Ya terminó el tiempo del ataque-defensa, este modo de relación siempre genera dolor, frustración y lo más importante no genera comunicación nutricia, no genera avance.

Durante mucho tiempo, una solución a mi incomodidad con lo que el otro hace se ha resuelto desde el juicio, la queja y la expresión de un ataque directo. Sin embargo, en estos tiempos de evolución de conciencia ya se ha manifestado con contundencia que la vida es lo que es, el otro responde a su manera, no cómo a ti te gustaría que lo hiciera y necesitamos aprender nuevos modos de gestionar lo que nos sucede.

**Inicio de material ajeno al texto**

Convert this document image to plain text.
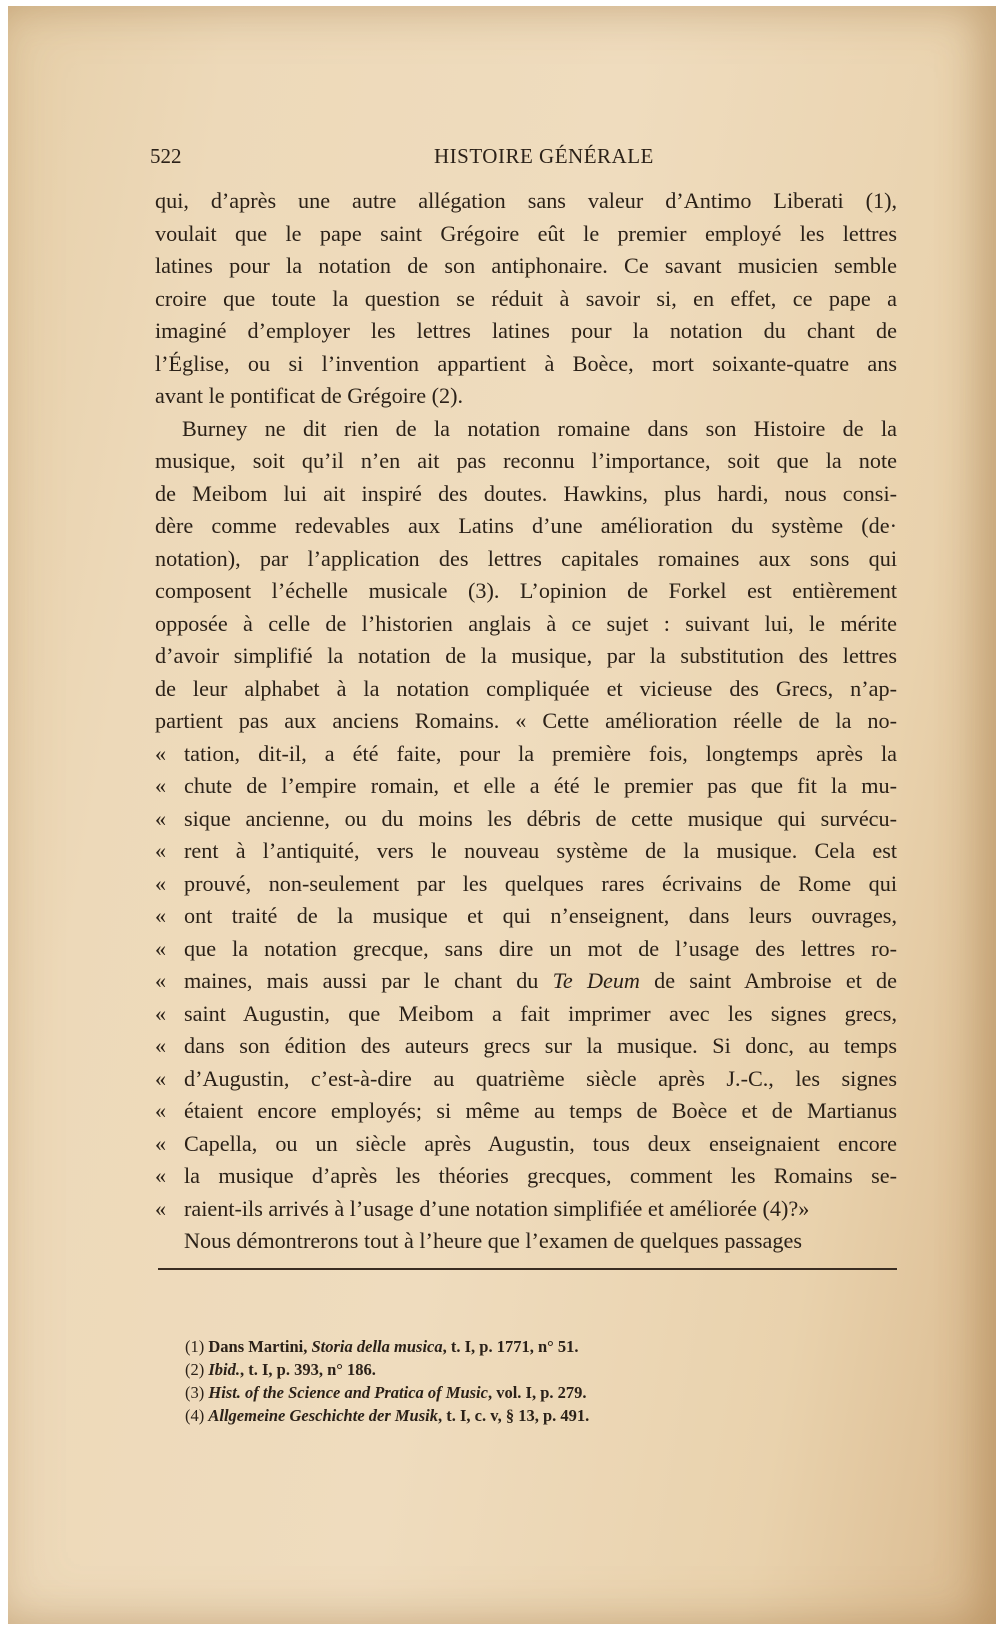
522	HISTOIRE GÉNÉRALE
qui, d’après une autre allégation sans valeur d’Antimo Liberati (1),
voulait que le pape saint Grégoire eût le premier employé les lettres
latines pour la notation de son antiphonaire. Ce savant musicien semble
croire que toute la question se réduit à savoir si, en effet, ce pape a
imaginé d’employer les lettres latines pour la notation du chant de
l’Église, ou si l’invention appartient à Boèce, mort soixante-quatre ans
avant le pontificat de Grégoire (2).
Burney ne dit rien de la notation romaine dans son Histoire de la
musique, soit qu’il n’en ait pas reconnu l’importance, soit que la note
de Meibom lui ait inspiré des doutes. Hawkins, plus hardi, nous consi-
dère comme redevables aux Latins d’une amélioration du système (de·
notation), par l’application des lettres capitales romaines aux sons qui
composent l’échelle musicale (3). L’opinion de Forkel est entièrement
opposée à celle de l’historien anglais à ce sujet : suivant lui, le mérite
d’avoir simplifié la notation de la musique, par la substitution des lettres
de leur alphabet à la notation compliquée et vicieuse des Grecs, n’ap-
partient pas aux anciens Romains. « Cette amélioration réelle de la no-
« tation, dit-il, a été faite, pour la première fois, longtemps après la
« chute de l’empire romain, et elle a été le premier pas que fit la mu-
« sique ancienne, ou du moins les débris de cette musique qui survécu-
« rent à l’antiquité, vers le nouveau système de la musique. Cela est
« prouvé, non-seulement par les quelques rares écrivains de Rome qui
« ont traité de la musique et qui n’enseignent, dans leurs ouvrages,
« que la notation grecque, sans dire un mot de l’usage des lettres ro-
« maines, mais aussi par le chant du Te Deum de saint Ambroise et de
« saint Augustin, que Meibom a fait imprimer avec les signes grecs,
« dans son édition des auteurs grecs sur la musique. Si donc, au temps
« d’Augustin, c’est-à-dire au quatrième siècle après J.-C., les signes
« étaient encore employés; si même au temps de Boèce et de Martianus
« Capella, ou un siècle après Augustin, tous deux enseignaient encore
« la musique d’après les théories grecques, comment les Romains se-
« raient-ils arrivés à l’usage d’une notation simplifiée et améliorée (4)?»
Nous démontrerons tout à l’heure que l’examen de quelques passages
(1) Dans Martini, Storia della musica, t. I, p. 1771, n° 51.
(2) Ibid., t. I, p. 393, n° 186.
(3) Hist. of the Science and Pratica of Music, vol. I, p. 279.
(4) Allgemeine Geschichte der Musik, t. I, c. v, § 13, p. 491.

Está claro que, si algo te afecta, te molesta, te irrita podrás comunicárselo al otro para que te conozca y juntos podáis llegar a nuevos lugares. Siempre es una cosa de dos, de crecimiento en relación. Pero el ataque siempre va a ser respondido desde una defensa y ahí ya se pierde la posibilidad de llegar a algo más allá del conflicto. Para llegar a un lugar de entendimiento necesitarás incluirlo todo, lo que el otro hace y lo que a ti te pasa con eso, lo que tú haces y lo que al otro le pasa con eso.

Normalmente nos ofende todo aquello que nosotros no haríamos o aquello que sentimos que nos invade o que se salta nuestros principios de lo que entendemos por “justicia”, o cuando conectamos con el rechazo, la desvalorización y el abandono, pero de nuevo nos encontraremos con que somos cómo somos y hacemos lo que podemos. Estos encuentros nos suceden constantemente.

Indagar un lugar de aceptación a lo que sucede, de entendimiento común más allá de lo que yo espero. Quizá la pregunta, ¿qué es lo que esta situación me espeja, qué me estoy contando a mi mism@? ¿Cuáles son mis patrones de relación?

Sentir que puedo expresarme, poner mis límites donde los siento y tomar mis decisiones sin dejar de respetar al otro, eso me da una gran libertad y un sentimiento de paz.

Es decir, más allá de cómo los demás actúen yo siempre puedo observar cómo me siento con eso y colocarme en el lugar apropiado para mí, dónde siento que me respeto y que me hago cargo de mí. Eso es tomar mi responsabilidad y salir del juego del ataque-defensa.

Por último, agradecer la enseñanza que a través del otro recibo para seguir rompiendo patrones de sufrimiento en mi.